O medo que o Governo inspira é que estejamos a destruir o Estado Social com as promessas e medidas impossíveis de pagar a prazo. Se ao menos víssemos medidas que procurassem a eficiência – fazer mais com menos – ou tivéssemos no horizonte a perspectiva de mais crescimento, o conforto seria outro. Mas aquilo que vemos é o Governo a negar a existência de qualquer problema no sistema público de pensões e a ignorar a proliferação de apoios sem uma preocupação mínima de avaliar essas políticas públicas e perceber se cumprem os objectivos para as melhorar. Na Educação, a degradação do ensino público tem cavado as desigualdades. Na Saúde assiste-se exactamente à mesma degradação que faz do SNS o serviço dos mais pobres, das catástrofes, como a pandemia, ou dos que caminham para a morte.

Marta Temido é injustamente olhada como a ministra mais popular, com a pandemia a ter ditado o esquecimento do que se fez ao SNS para controlar as contas públicas, antes da pandemia. Esquecemo-nos, por exemplo, como Adalberto Campos Fernandes, o ex-ministro da Saúde, enfrentou dificuldades em entender-se com o então ministro das Finanças Mário Centeno, um dos artífices da forma como se chegou ao equilíbrio orçamental. A pandemia encontrou o SNS depauperado e, por muitas estatísticas que o Governo construa, há uma vida da saúde para além da pandemia que é um problema grave.
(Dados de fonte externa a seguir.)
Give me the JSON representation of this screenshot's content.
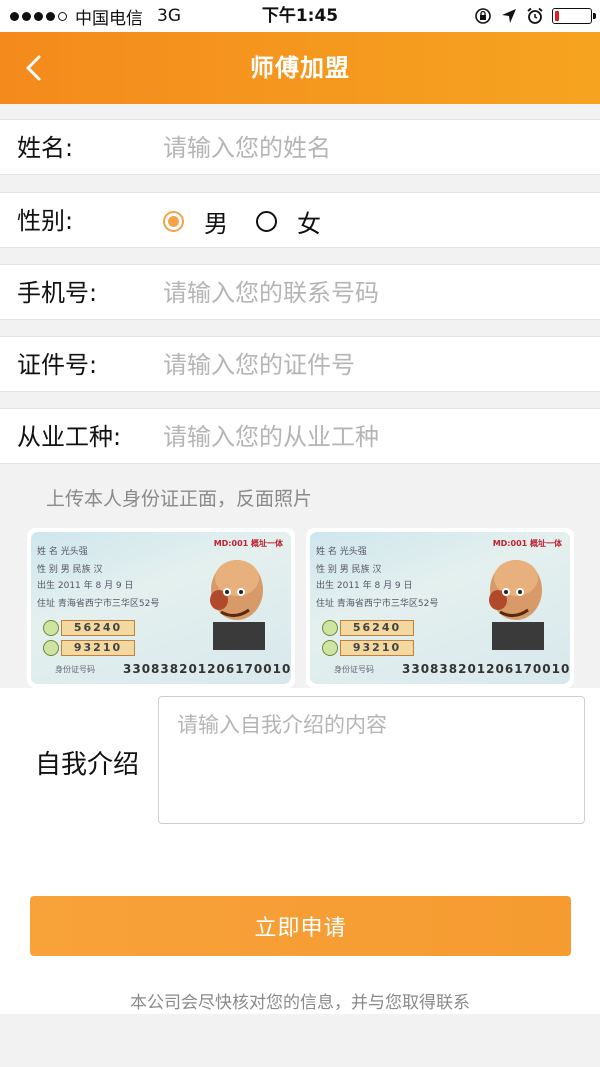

E que tenderá a agravar-se caso o Governo insista em soluções como a exclusividade dos médicos, em vez de pagar devidamente aos médicos e enfermeiros e investir racionalmente no serviço nacional de saúde.

Passada a pandemia, o pior que nos pode acontecer é assistir exactamente à mesma abordagem de reequilíbrio das contas públicas, a receita Centeno, que passa por manter a pão e água, sem racionalidade, tudo aquilo que não se percebe nem se vê, com a cumplicidade do Bloco de Esquerda e do PCP, como aconteceu na primeira legislatura.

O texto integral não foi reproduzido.